Infinitely Losing My Edge
Yeah, I'm losing my edge.
I'm losing my edge.
The kids are coming up from behind.
I'm losing my edge.
I'm losing my edge to the kids from New Zealand and from Glasgow.
But I was there.
I was there in 1965.
I was there at the first Beefheart show in Lancaster.
I'm losing my edge.
I'm losing my edge to the kids whose footsteps I hear when they get on the decks.
I'm losing my edge to the internet seekers who can tell me every member of every good group from 1962 to 1974.
I'm losing my edge.
To all the kids in Philadelphia and Tokyo.
I'm losing my edge to the art-school Winnipeg kids in little jackets and borrowed nostalgia for the unremembered nineties.
I'm losing my edge.
I'm losing my edge.
I can hear the footsteps every night on the decks.
But I was there.
I was there in 1975 at the first Throbbing Gristle practice in a loft in London.
I was working on the 808 sounds with much patience.
I was there when Captain Beefheart started up his first band.
I told him, "Don't do it that way. You'll never make a dime."
I was there.
I was the first guy playing Louis and Bebe Barron to the crunk kids.
I played it at the 40 Watt.
Everybody thought I was crazy.
We all know.
I was there.
I was there.
I've never been wrong.
But I'm losing my edge to better-looking people with better ideas and more talent.
And they're actually really, really nice.
I'm losing my edge.
I heard you have a compilation of every good song ever done by anybody.
Every great song by Pharoah Sanders. All the underground hits.
All Eli Mardock tracks. I heard you have a vinyl of every The Real Kids record on German import.
I heard that you have a white label of every seminal funk hit - 1985, '86, '87.
I heard that you have a CD compilation of every good '50s cut and another box set from the '80s.
I hear you're buying an organ and a snare and are throwing your macbook out the window because you want to make something real. You want to make a Wighnomy Brothers & Robag Wruhme record.
I hear that you and your band have sold your marimba and bought a sitar.
I hear that you and your band have sold your sitar and bought a marimba.
I hear everybody that you know is more relevant than everybody that I know.
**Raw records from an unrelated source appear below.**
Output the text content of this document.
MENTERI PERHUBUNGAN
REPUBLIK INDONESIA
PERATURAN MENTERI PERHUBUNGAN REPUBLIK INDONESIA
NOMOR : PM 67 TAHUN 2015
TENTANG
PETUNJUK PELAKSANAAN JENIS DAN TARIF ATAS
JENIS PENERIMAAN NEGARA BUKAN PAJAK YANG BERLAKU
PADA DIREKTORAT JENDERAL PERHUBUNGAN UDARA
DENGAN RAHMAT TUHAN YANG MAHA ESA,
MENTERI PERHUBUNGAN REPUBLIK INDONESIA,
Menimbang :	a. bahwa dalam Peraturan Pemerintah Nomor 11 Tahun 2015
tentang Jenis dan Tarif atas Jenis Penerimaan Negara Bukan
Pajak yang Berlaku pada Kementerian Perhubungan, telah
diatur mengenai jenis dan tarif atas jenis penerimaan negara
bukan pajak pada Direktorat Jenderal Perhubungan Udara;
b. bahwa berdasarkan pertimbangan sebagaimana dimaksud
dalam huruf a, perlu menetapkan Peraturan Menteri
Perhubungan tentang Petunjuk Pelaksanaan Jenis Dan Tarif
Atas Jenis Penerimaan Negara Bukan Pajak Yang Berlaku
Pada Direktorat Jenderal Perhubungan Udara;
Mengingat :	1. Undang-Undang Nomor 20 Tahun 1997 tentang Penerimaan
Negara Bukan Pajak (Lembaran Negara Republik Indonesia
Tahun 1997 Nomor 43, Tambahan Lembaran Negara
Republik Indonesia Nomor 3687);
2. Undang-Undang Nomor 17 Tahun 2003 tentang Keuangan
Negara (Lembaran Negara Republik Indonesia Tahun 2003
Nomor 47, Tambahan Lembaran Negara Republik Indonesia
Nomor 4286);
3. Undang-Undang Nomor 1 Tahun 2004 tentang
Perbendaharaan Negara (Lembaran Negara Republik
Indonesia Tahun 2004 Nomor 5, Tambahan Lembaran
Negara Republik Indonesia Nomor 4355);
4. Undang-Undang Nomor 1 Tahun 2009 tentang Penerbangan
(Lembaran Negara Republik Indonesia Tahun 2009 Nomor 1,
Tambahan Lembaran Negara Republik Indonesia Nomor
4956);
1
But have you seen my records?
Second Layer,
Ronnie Foster,
Minor Threat,
Avey Tare,
Chrome,
Kool Moe Dee,
The Black Dice,
Idris Muhammad,
The Flesh Eaters,
Bobby Hutcherson,
Deepchord,
The Cowsills,
Bluetip,
Spoonie Gee,
Ultimate Spinach,
The Barracudas,
Gil Scott-Heron & Brian Jackson,
The Selecter,
Flamin' Groovies,
Hoover,
Gil Scott-Heron and Jamie xx,
Liaisons Dangereuses,
Moby Grape,
Erykah Badu,
Bizarre Inc.,
Curtis Mayfield,
Oppenheimer Analysis,
The Toasters,
OOIOO,
Susan Cadogan,
Neu!,
Gang Starr,
The West Coast Pop Art Experimental Band,
Joyce Sims,
New Order,
Crash Course in Science,
Lou Christie,
Jesper Dahlbäck,
The Moleskins,
The United States of America,
Jerry's Kids,
Ludus,
Dawn Penn,
World's Most,
Funky Four + One,
Richard Hell and the Voidoids,
The Associates,
The Jesus and Mary Chain,
June of 44,
N.O.R.E. Featuring Pharrell,
Lafayette Afro Rock Band,
The Doobie Brothers,
Radiopuhelimet,
Brothers Johnson,
Suicide,
Jerry Gold Smith,
Saccharine Trust,
The Cramps,
Blake Baxter,
The Kinks,
Aaron Thompson,
Negative Approach,
Panda Bear, Panda Bear, Panda Bear, Panda Bear.
You don't know what you really want.
You don't know what you really want.
You don't know what you really want.
You don't know what you really want.
You don't know what you really want.
You don't know what you really want.
You don't know what you really want.
You don't know what you really want.
You don't know what you really want.
You don't know what you really want.
You don't know what you really want.
You don't know what you really want.
You don't know what you really want.
You don't know what you really want.
You don't know what you really want.